Two Trees Management Co.’s distinctive new renderings for the conversion of the Williamsburg site drew cheers from backers who say the artsy architecture will create a vibrant and bustling waterfront community, and harsh words from critics who claim the strangely shaped structures are just the next step in the neighborhood’s march to gentrification.
Assemblyman Joe Lentol (D–Williamburg) and William Harvey, creator of the nascent North Brooklyn Creative Economy Zone — who are both on a list of approved sources distributed by Two Trees — each called this reporter and gave similarly-worded praise for the project.
“It’s inventive and so much better than the original Domino plan, which was not innovative at all,” said Lentol. “It was very paint-by-the-numbers.
“It’s a world-class plan that incorporates significant amount of space for the creative economy that will benefit North Brooklyn,” said Harvey. “The [Community Preservation Corporation Resources] was unimaginative and design-by-numbers.”
Both said the billion-dollar plan — which calls for four rental towers, a waterfront park, and a public square around the landmarked Domino refinery building — would help squelch rising rents in Williamsburg.
“This is going to be about the law of supply and demand,” said Lentol. “There is a need for residential housing.”

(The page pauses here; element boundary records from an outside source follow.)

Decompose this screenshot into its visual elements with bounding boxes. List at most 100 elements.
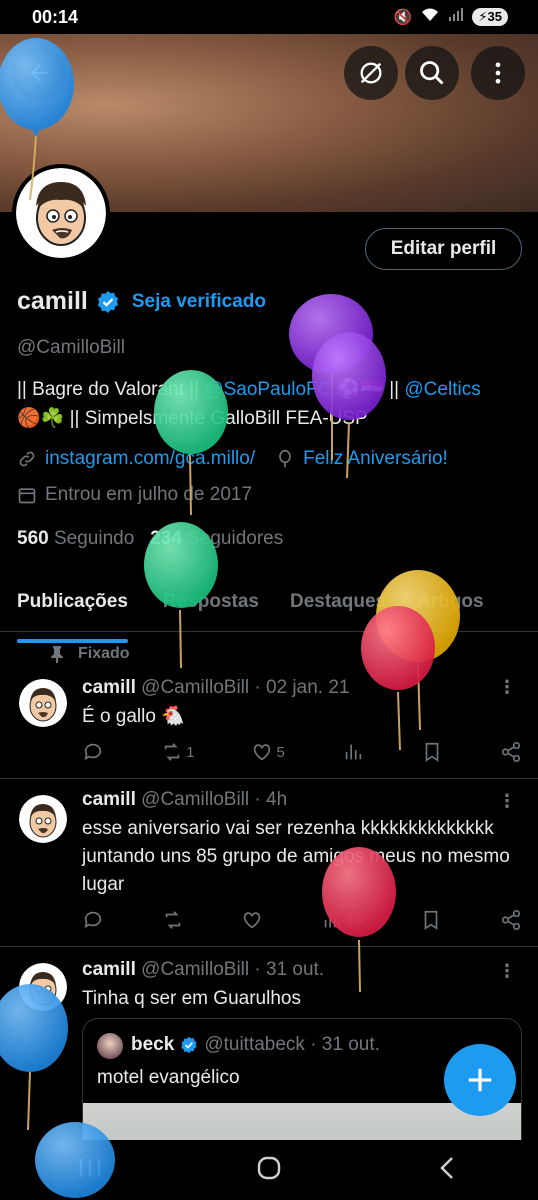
tweet-header: camill @CamilloBill · 02 jan. 21	[82, 677, 349, 699]
tweet-author-name[interactable]: camill	[82, 959, 136, 980]
cartoon-face-avatar-image	[16, 168, 106, 258]
battery-level: 35	[487, 9, 502, 24]
tweet-pinned[interactable]: Fixado camill @CamilloBill · 02 jan. 21 …	[0, 633, 538, 779]
bio-text: || Bagre do Valorant ||	[17, 379, 205, 400]
reply-button[interactable]	[82, 909, 104, 931]
back-nav-button[interactable]	[435, 1155, 461, 1186]
reply-icon	[84, 911, 102, 928]
bookmark-icon	[424, 910, 438, 930]
pin-icon	[51, 646, 63, 663]
tweet-more-button[interactable]: ⋮	[498, 791, 516, 812]
view-count: 16	[345, 911, 363, 929]
back-button[interactable]	[12, 46, 66, 100]
quote-meta: @tuittabeck · 31 out.	[204, 1034, 380, 1055]
calendar-icon	[18, 488, 36, 504]
repost-button[interactable]: 1	[161, 741, 194, 763]
verified-badge-icon	[97, 290, 118, 313]
views-icon	[324, 912, 341, 928]
quote-text: motel evangélico	[97, 1067, 240, 1088]
following-label: Seguindo	[53, 528, 135, 549]
avatar[interactable]	[19, 963, 67, 1011]
grok-button[interactable]	[344, 46, 398, 100]
quote-avatar[interactable]	[97, 1033, 123, 1059]
system-navigation-bar	[0, 1140, 538, 1200]
verified-badge-icon	[181, 1036, 197, 1054]
repost-icon	[164, 743, 180, 761]
more-vertical-icon	[495, 62, 501, 84]
birthday-text[interactable]: Feliz Aniversário!	[303, 448, 448, 470]
tab-highlights[interactable]: Destaques	[276, 586, 403, 631]
repost-button[interactable]	[162, 909, 184, 931]
chevron-left-icon	[440, 1156, 454, 1179]
pinned-indicator: Fixado	[50, 645, 130, 663]
get-verified-link[interactable]: Seja verificado	[132, 291, 266, 313]
quote-author-name[interactable]: beck	[131, 1034, 174, 1056]
reply-icon	[84, 743, 102, 760]
bio-text-flags: ⚽🇪🇬 ||	[331, 379, 405, 400]
tweet-text: esse aniversario vai ser rezenha kkkkkkk…	[82, 818, 510, 895]
like-button[interactable]	[241, 909, 263, 931]
followers-link[interactable]: 234 Seguidores	[150, 528, 283, 549]
home-button[interactable]	[256, 1155, 282, 1186]
tweet[interactable]: camill @CamilloBill · 4h ⋮ esse aniversa…	[0, 779, 538, 947]
share-button[interactable]	[500, 741, 522, 763]
tab-posts[interactable]: Publicações	[0, 586, 145, 643]
status-bar: 00:14 🔇 ⚡35	[0, 0, 538, 34]
tweet-author-name[interactable]: camill	[82, 789, 136, 810]
tab-articles[interactable]: Artigos	[403, 586, 501, 631]
profile-name-row: camill Seja verificado	[17, 287, 266, 316]
tweet-header: camill @CamilloBill · 4h	[82, 789, 287, 811]
tweet-meta: @CamilloBill · 02 jan. 21	[141, 677, 350, 698]
mute-icon: 🔇	[393, 9, 413, 26]
bookmark-button[interactable]	[421, 741, 443, 763]
repost-count: 1	[186, 743, 195, 761]
joined-text: Entrou em julho de 2017	[45, 484, 253, 505]
tab-replies[interactable]: Respostas	[145, 586, 276, 631]
more-options-button[interactable]	[471, 46, 525, 100]
tweet-meta: @CamilloBill · 31 out.	[141, 959, 325, 980]
pinned-label: Fixado	[78, 645, 130, 662]
profile-join-date: Entrou em julho de 2017	[17, 484, 252, 506]
compose-post-button[interactable]	[444, 1044, 516, 1116]
cartoon-face-avatar-image	[19, 963, 67, 1011]
balloon-icon	[279, 449, 291, 468]
share-icon	[501, 910, 521, 930]
bio-text-line2: 🏀☘️ || Simpelsmente GalloBill FEA-USP	[17, 408, 368, 429]
follow-stats: 560 Seguindo 234 Seguidores	[17, 528, 283, 550]
plus-icon	[468, 1068, 492, 1092]
following-link[interactable]: 560 Seguindo	[17, 528, 134, 549]
bookmark-button[interactable]	[420, 909, 442, 931]
bookmark-icon	[425, 742, 439, 762]
profile-meta-links: instagram.com/gca.millo/ Feliz Aniversár…	[17, 448, 448, 470]
tweet-more-button[interactable]: ⋮	[498, 677, 516, 698]
heart-icon	[254, 744, 271, 761]
search-button[interactable]	[405, 46, 459, 100]
cartoon-face-avatar-image	[19, 795, 67, 843]
bio-mention-celtics[interactable]: @Celtics	[404, 379, 480, 400]
quote-header: beck @tuittabeck · 31 out.	[131, 1034, 380, 1056]
cartoon-face-avatar-image	[19, 679, 67, 727]
views-button[interactable]: 16	[321, 909, 363, 931]
following-count: 560	[17, 528, 49, 549]
tweet-actions: 16	[82, 909, 522, 931]
avatar[interactable]	[19, 795, 67, 843]
like-button[interactable]: 5	[251, 741, 285, 763]
tweet-actions: 1 5	[82, 741, 522, 763]
search-icon	[420, 61, 444, 85]
home-circle-icon	[257, 1156, 281, 1179]
profile-website-link[interactable]: instagram.com/gca.millo/	[45, 448, 255, 470]
bio-mention-saopaulofc[interactable]: @SaoPauloFC	[204, 379, 331, 400]
views-button[interactable]	[342, 741, 364, 763]
views-icon	[345, 744, 362, 760]
grok-icon	[360, 62, 382, 84]
share-button[interactable]	[500, 909, 522, 931]
wifi-icon	[420, 7, 440, 27]
avatar[interactable]	[19, 679, 67, 727]
reply-button[interactable]	[82, 741, 104, 763]
profile-avatar[interactable]	[12, 164, 110, 262]
recent-apps-button[interactable]	[77, 1156, 103, 1185]
edit-profile-button[interactable]: Editar perfil	[365, 228, 522, 270]
tweet-author-name[interactable]: camill	[82, 677, 136, 698]
tweet-text: É o gallo 🐔	[82, 706, 185, 727]
tweet-more-button[interactable]: ⋮	[498, 961, 516, 982]
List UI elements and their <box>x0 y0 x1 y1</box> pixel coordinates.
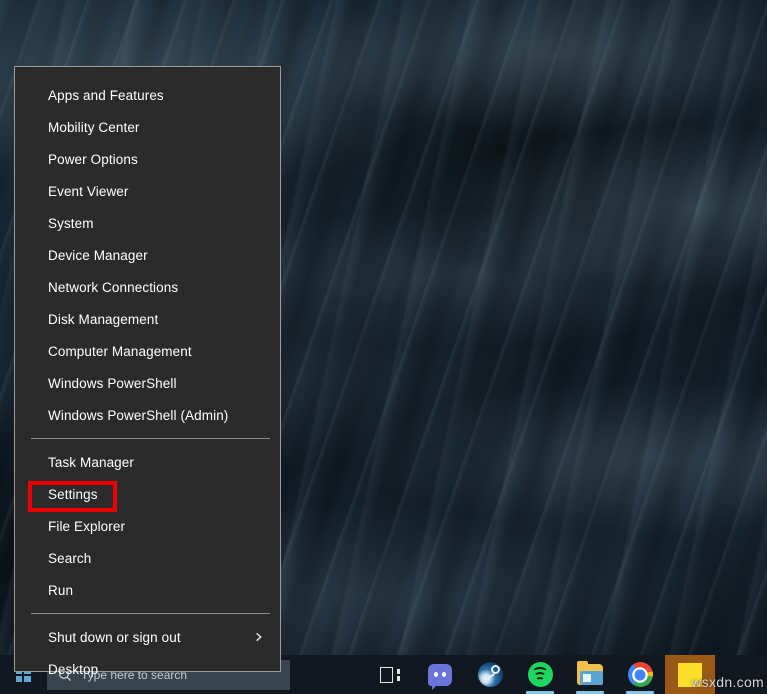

“It’s about supply and demand,” said Harvey. “If we have a bigger supply, it should mitigate prices.”
But project opponents said the SHoP Architects’ proposal for Dubai-style high-rises, decked out with prominent holes in the center of the buildings, is a sign that Williamsburg’s transition from bohemian to upscale is nearly complete.
“It is now easier than ever for the financiers who will soon make up the bulk of the residents of Williamsburg’s waterfront to land their hovercrafts inside of their be-holed condominium tower,” quipped Gawker scribe Hamilton Nolan.
Neighborhood landlord Stephanie Eisenberg, a vocal opponent of the original plan, said she has just as much apprehension about the Two Trees proposal, which calls for 2,284 apartments, 660 of them charging below-market-rate rents.
“It’s a socio-economically segregated community,” said Eisenberg, who once suggested turning the Domino refinery into a museum. “It’s dead. It’s boring.”
Community merchants are excited about any development at the former sugar factory, with Aurora Ristorante general manager Damien Graef saying he would support “anything that brings more people west of Bedford [Avenue],” and Main Drag Music owner and founder Karl Myers calling it “a step forward for the neighborhood” that could lead him to carry more high-end products that would cater to the new tenants.
Councilman Steve Levin (D–Williamsburg) — a long-time foe of the original Domino plan who gave the now-scrapped proposal his blessing after convincing builders to shave six stories from its tallest towers — said he finds the new design “ambitious and interesting” and is happy about increased office and green space, but is reserving judgement for now.
“It’s a very big project and there’s plenty to work through,” said Levin.